With specific reference to FIG. 10, the engine includes a block lid and a crankcase 12D which forms a crankcase chamber 18D. A piston 16D reciprocates in a chamber 17D, the piston including a cylindrical skirt 23D.

In this embodiment of the invention, an inlet flow passage or duct 31D connects a carburetor (not shown in FIG. 10) to the crankcase chamber 18D. An intake valve 31E is mounted in the duct 31D and controls the flow of the fresh gas into the chamber 18D. While a variety of valve types, such as a reed valve or a rotary valve, may be used, a reed valve 31F is shown in FIG. 10. The valve 31E opens to allow the flow of fresh gas into the chamber 18D when the piston 16D moves up and forms a partial vacuum in the chamber 18D. The valve 31E closes when the piston moves down. The other parts of the engine are constructed and operate similarly to those of the embodiment shown in FIGS. 2 and 3. In an embodiment wherein the valve 31E comprises a rotary valve, the rotary valve is coupled to be rotated in timed relation with the movement of the piston. This may be accomplished by a gear coupling between the crankshaft and the rotary valve. The rotary valve would be configured and rotated such that the inlet flow passage is open only during the time that the piston is moving upwardly to the TDC position.

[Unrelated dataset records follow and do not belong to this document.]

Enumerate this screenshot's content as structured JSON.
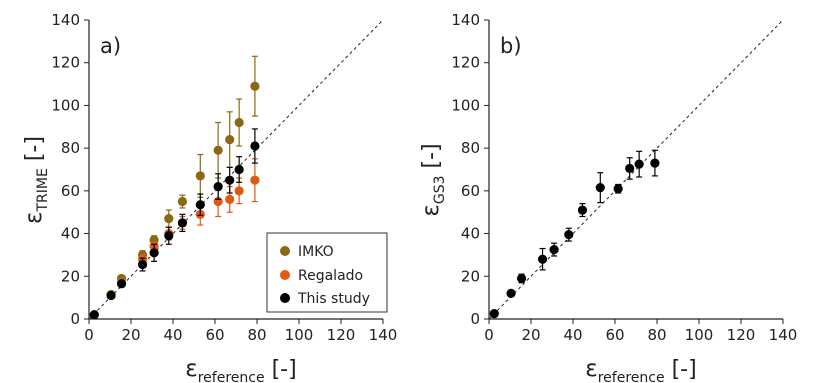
{
  "chart_data": [
    {
      "type": "scatter",
      "panel_label": "a)",
      "xlabel": {
        "symbol": "ε",
        "subscript": "reference",
        "unit": "[-]"
      },
      "ylabel": {
        "symbol": "ε",
        "subscript": "TRIME",
        "unit": "[-]"
      },
      "xlim": [
        0,
        140
      ],
      "ylim": [
        0,
        140
      ],
      "xticks": [
        "0",
        "20",
        "40",
        "60",
        "80",
        "100",
        "120",
        "140"
      ],
      "yticks": [
        "0",
        "20",
        "40",
        "60",
        "80",
        "100",
        "120",
        "140"
      ],
      "reference_line": "1:1 dashed",
      "legend_position": "bottom-right",
      "series": [
        {
          "name": "IMKO",
          "color": "#8b6914",
          "points": [
            {
              "x": 2.5,
              "y": 2,
              "err": 0
            },
            {
              "x": 10.5,
              "y": 11.5,
              "err": 0.8
            },
            {
              "x": 15.5,
              "y": 19,
              "err": 1
            },
            {
              "x": 25.5,
              "y": 30,
              "err": 2
            },
            {
              "x": 31,
              "y": 37,
              "err": 2
            },
            {
              "x": 38,
              "y": 47,
              "err": 4
            },
            {
              "x": 44.5,
              "y": 55,
              "err": 3
            },
            {
              "x": 53,
              "y": 67,
              "err": 10
            },
            {
              "x": 61.5,
              "y": 79,
              "err": 13
            },
            {
              "x": 67,
              "y": 84,
              "err": 13
            },
            {
              "x": 71.5,
              "y": 92,
              "err": 11
            },
            {
              "x": 79,
              "y": 109,
              "err": 14
            }
          ]
        },
        {
          "name": "Regalado",
          "color": "#e05a10",
          "points": [
            {
              "x": 2.5,
              "y": 2,
              "err": 0
            },
            {
              "x": 10.5,
              "y": 11,
              "err": 0.8
            },
            {
              "x": 15.5,
              "y": 17,
              "err": 1
            },
            {
              "x": 25.5,
              "y": 28,
              "err": 2
            },
            {
              "x": 31,
              "y": 34,
              "err": 2
            },
            {
              "x": 38,
              "y": 40,
              "err": 3
            },
            {
              "x": 44.5,
              "y": 45,
              "err": 3
            },
            {
              "x": 53,
              "y": 49,
              "err": 5
            },
            {
              "x": 61.5,
              "y": 55,
              "err": 7
            },
            {
              "x": 67,
              "y": 56,
              "err": 6
            },
            {
              "x": 71.5,
              "y": 60,
              "err": 6
            },
            {
              "x": 79,
              "y": 65,
              "err": 10
            }
          ]
        },
        {
          "name": "This study",
          "color": "#000000",
          "points": [
            {
              "x": 2.5,
              "y": 2,
              "err": 0
            },
            {
              "x": 10.5,
              "y": 11,
              "err": 0.8
            },
            {
              "x": 15.5,
              "y": 16.5,
              "err": 1.5
            },
            {
              "x": 25.5,
              "y": 25.5,
              "err": 3
            },
            {
              "x": 31,
              "y": 31,
              "err": 4
            },
            {
              "x": 38,
              "y": 39,
              "err": 4
            },
            {
              "x": 44.5,
              "y": 45,
              "err": 4
            },
            {
              "x": 53,
              "y": 53.5,
              "err": 5
            },
            {
              "x": 61.5,
              "y": 62,
              "err": 6
            },
            {
              "x": 67,
              "y": 65,
              "err": 6
            },
            {
              "x": 71.5,
              "y": 70,
              "err": 6
            },
            {
              "x": 79,
              "y": 81,
              "err": 8
            }
          ]
        }
      ]
    },
    {
      "type": "scatter",
      "panel_label": "b)",
      "xlabel": {
        "symbol": "ε",
        "subscript": "reference",
        "unit": "[-]"
      },
      "ylabel": {
        "symbol": "ε",
        "subscript": "GS3",
        "unit": "[-]"
      },
      "xlim": [
        0,
        140
      ],
      "ylim": [
        0,
        140
      ],
      "xticks": [
        "0",
        "20",
        "40",
        "60",
        "80",
        "100",
        "120",
        "140"
      ],
      "yticks": [
        "0",
        "20",
        "40",
        "60",
        "80",
        "100",
        "120",
        "140"
      ],
      "reference_line": "1:1 dashed",
      "series": [
        {
          "color": "#000000",
          "points": [
            {
              "x": 2.5,
              "y": 2.5,
              "err": 0
            },
            {
              "x": 10.5,
              "y": 12,
              "err": 1
            },
            {
              "x": 15.5,
              "y": 19,
              "err": 2
            },
            {
              "x": 25.5,
              "y": 28,
              "err": 5
            },
            {
              "x": 31,
              "y": 32.5,
              "err": 3
            },
            {
              "x": 38,
              "y": 39.5,
              "err": 3
            },
            {
              "x": 44.5,
              "y": 51,
              "err": 3
            },
            {
              "x": 53,
              "y": 61.5,
              "err": 7
            },
            {
              "x": 61.5,
              "y": 61,
              "err": 2
            },
            {
              "x": 67,
              "y": 70.5,
              "err": 5
            },
            {
              "x": 71.5,
              "y": 72.5,
              "err": 6
            },
            {
              "x": 79,
              "y": 73,
              "err": 6
            }
          ]
        }
      ]
    }
  ]
}
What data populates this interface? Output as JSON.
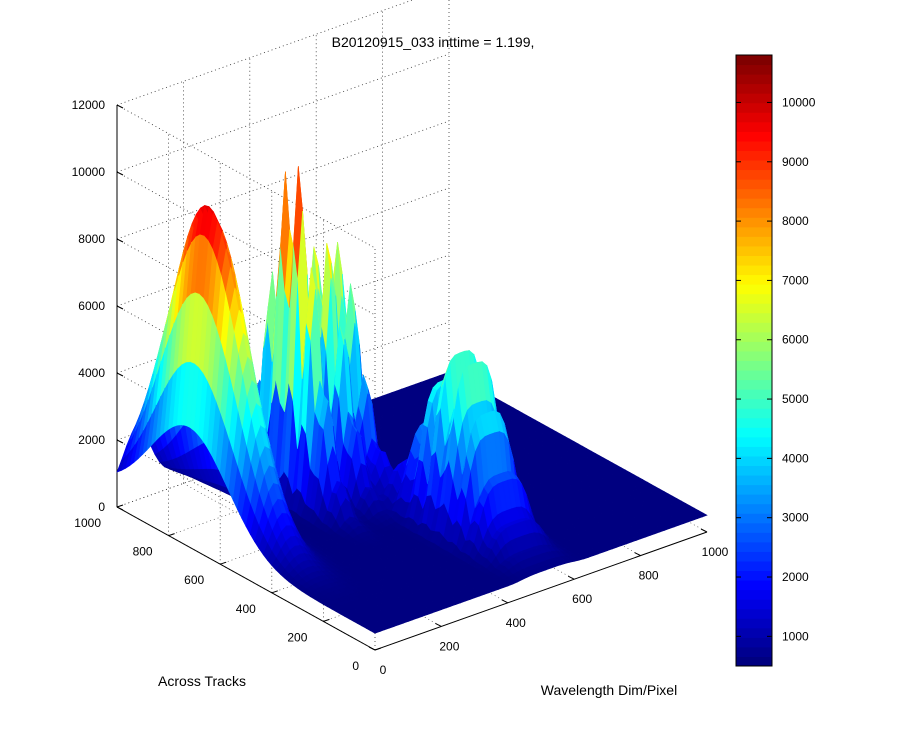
{
  "chart_data": {
    "type": "surface",
    "title": "B20120915_033 inttime = 1.199,",
    "xlabel": "Wavelength Dim/Pixel",
    "ylabel": "Across Tracks",
    "zlabel": "",
    "xlim": [
      0,
      1000
    ],
    "ylim": [
      0,
      1000
    ],
    "zlim": [
      0,
      12000
    ],
    "x_ticks": [
      "0",
      "200",
      "400",
      "600",
      "800",
      "1000"
    ],
    "y_ticks": [
      "0",
      "200",
      "400",
      "600",
      "800",
      "1000"
    ],
    "z_ticks": [
      "0",
      "2000",
      "4000",
      "6000",
      "8000",
      "10000",
      "12000"
    ],
    "colorbar": {
      "colormap": "jet",
      "range": [
        500,
        10800
      ],
      "ticks": [
        "1000",
        "2000",
        "3000",
        "4000",
        "5000",
        "6000",
        "7000",
        "8000",
        "9000",
        "10000"
      ]
    },
    "grid": true,
    "peaks": [
      {
        "x": 60,
        "y": 720,
        "z": 10000,
        "sx": 40,
        "sy": 150
      },
      {
        "x": 300,
        "y": 700,
        "z": 10800,
        "sx": 20,
        "sy": 90,
        "ridges": true
      },
      {
        "x": 390,
        "y": 700,
        "z": 8300,
        "sx": 20,
        "sy": 85,
        "ridges": true
      },
      {
        "x": 460,
        "y": 730,
        "z": 7500,
        "sx": 20,
        "sy": 85,
        "ridges": true
      },
      {
        "x": 520,
        "y": 320,
        "z": 5800,
        "sx": 70,
        "sy": 110,
        "ridges": true,
        "plateau": true
      }
    ],
    "baseline": 500
  }
}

Further, the embodiments shown in FIGS. 4 to 9 may have the inlet duct connected to the crankcase chamber as shown in FIG. 10 instead of to the cylinder wall as shown in FIGS. 4 to 9.

It will be apparent from the foregoing that an engine in accordance with this invention has reduced exhaust emissions. The fresh mixture and burnt gas in the retained content of the exhaust duct are returned and recirculated into the combustion chamber rather than expelled through the muffler, thereby reducing the engine emissions into the environment.